Mais velho entre três irmãos, nascido em casa com parteira, Edison vem de uma família de portuários e pescadores. O pai trabalhava como estivador, profissional que organiza as cargas dentro dos navios. A mãe, do lar, passava os dias cuidando dos afazeres domésticos, incluindo as finanças de uma família de classe média, e do trio, que se dividia entre ir à escola e brincar com os vizinhos na rua.

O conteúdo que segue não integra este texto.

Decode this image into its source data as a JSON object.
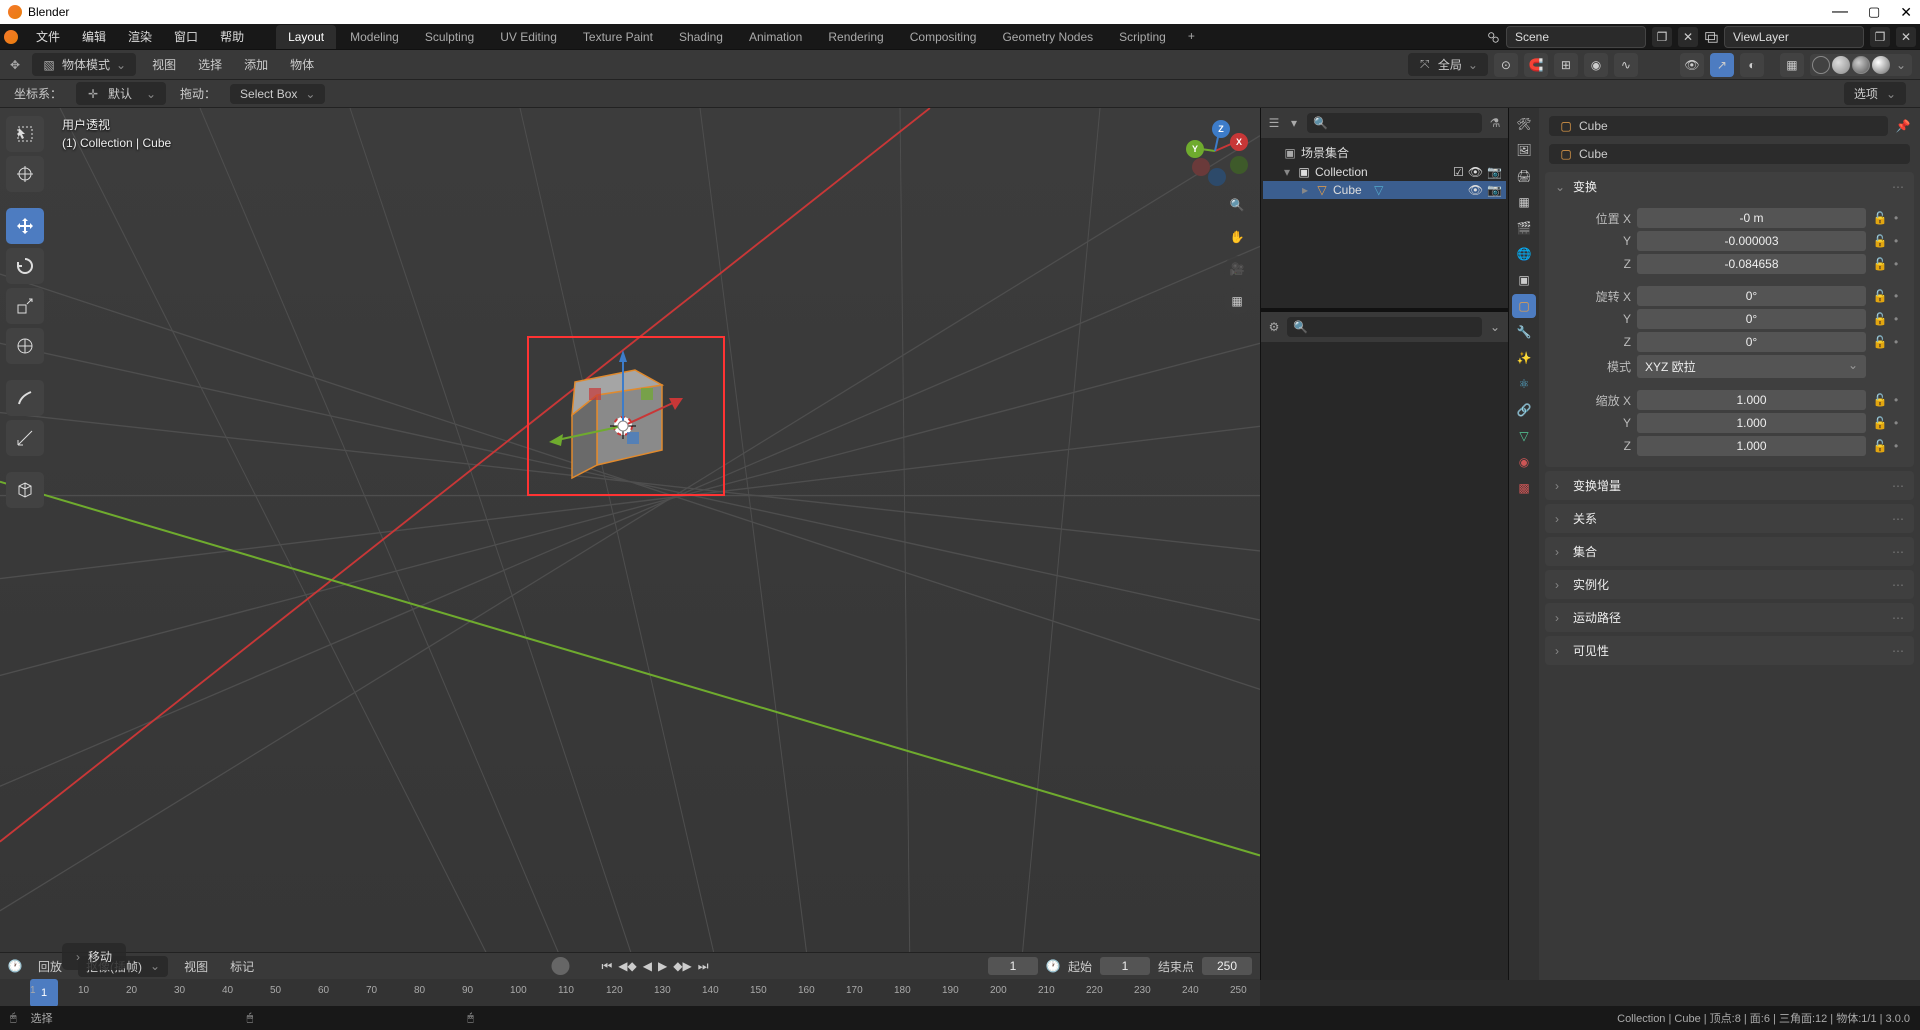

À época, não existiam brinquedos. O jeito era improvisar com latas e criatividade. Quando ganharam a primeira bicicleta, Edison tinha 10 anos. Atravessava a cidade com o veículo e observava as vias sem pavimentação, os poucos carros que circulavam quase que na mesma velocidade que as carroças e a movimentação trazida pelo vaivém de embarcações.

Porém, apesar do pai sempre ter atuado como estivador, Edison e os irmãos não podiam chegar perto do porto. O pai não queria que eles tivessem contato com um local sem estrutura, sem vigilância, frequentado por ladrões e prostitutas. Foi conhecer o que faz o coração de Itajaí pulsar apenas na fase adulta, quando já era professor.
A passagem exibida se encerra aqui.